Mike Balter, Balter Mallets
The last year has been very good. It’s been great for us because we’re an accessory item, so the people that can’t afford a new instrument will go out and get a new accessory that will help them sound like they have new instruments. There have been two major changes in mallet percussion over the last five years or so: marimbas have gotten longer, so now they need an implement that will allow them to cover the whole range of the instrument without switching; the other change is that there is now a lot of crossover – people are now incorporating vibes and marimba in the same setting and don’t want to switch mallets. And on the orchestral side, there are a lot of players who are looking for new tone colors, so we’ve developed a new line of glockenspiel mallets and xylophone mallets that are debuting at this show, with an array of tonal colors.
Ken Fuente, Gator Cases
One of the great things about our company is we set the benchmark in hard shell percussion cases. I just got an update on the numbers, and it looks like business is up and going to continue to grow. We have some new carriers that are going to come onto the market, and there’s a lot of excitement and anticipation in the percussion market for our products. Business is very good and going to be increasing. As far as trends go, lightweight is what I’m hearing: lightweight carriers, padded bags – it’s all about mobility.
Alan Vater, Vater Percussion
Since 2008, things have been trying for a lot of companies. We’ve actually had growth right through since then, so we are in a very good position right now. Accessory items are still sought after by consumers, and we do a lot of promotions and advertising, and we have a lot of great artists using our sticks. Our brand recognition is actually growing, so that’s helping our business quite a bit. Over the last year, we’ve seen growth, and we’re fortunate about that.

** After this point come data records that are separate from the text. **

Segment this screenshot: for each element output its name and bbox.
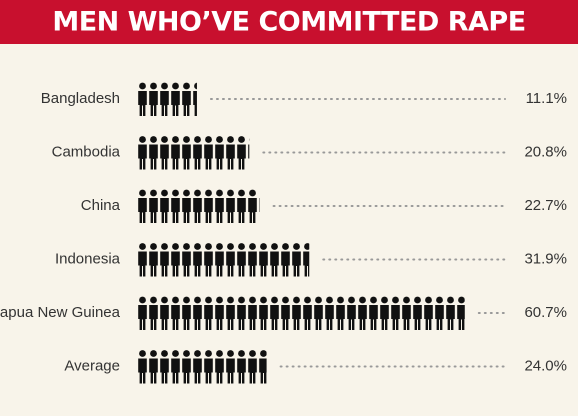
category-label: Cambodia: [52, 143, 121, 160]
value-label: 24.0%: [524, 357, 567, 374]
category-label: Indonesia: [55, 250, 121, 267]
value-label: 20.8%: [524, 143, 567, 160]
category-label: Papua New Guinea: [0, 304, 121, 321]
category-label: China: [81, 197, 121, 214]
pictogram-bar: [137, 242, 310, 277]
pictogram-bar: [137, 82, 197, 116]
pictogram-bar: [137, 296, 465, 330]
chart-title: MEN WHO’VE COMMITTED RAPE: [52, 7, 525, 38]
header-band: [0, 0, 578, 44]
value-label: 11.1%: [526, 90, 567, 107]
pictogram-bar: [137, 349, 267, 384]
value-label: 31.9%: [524, 250, 567, 267]
value-label: 22.7%: [524, 197, 567, 214]
value-label: 60.7%: [524, 304, 567, 321]
pictogram-bar: [137, 189, 260, 223]
category-label: Bangladesh: [41, 90, 120, 107]
category-label: Average: [64, 357, 120, 374]
pictogram-bar: [137, 135, 250, 170]
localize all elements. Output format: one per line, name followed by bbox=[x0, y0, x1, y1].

Things are going to continue to be a bit of a struggle – flat – for the percussion market at as a whole through the next year. After the election period, and hopefully there will be some changes and a new administration, and then things will start to turn around. People in general are not feeling like they’re getting a lot of backing as business people, and I feel like that’s inhibiting hiring and growth.
As far as Vater goes, we have some new products coming out at NAMM, and we have a great attitude so we’re just looking to sustain our growth and continue on a good track.
The thing to keep in mind in tough times is that service is number one. You do see a trend towards online buying right now. Our business with online sales has grown dramatically over the past two or three years. People are getting good service, convenience and a good price on the Internet. Dealers need to not only get involved with that but also recognize that service is a big part of what they offer. They need to focus on providing services like lessons or whatever else they can do to draw in the buying public.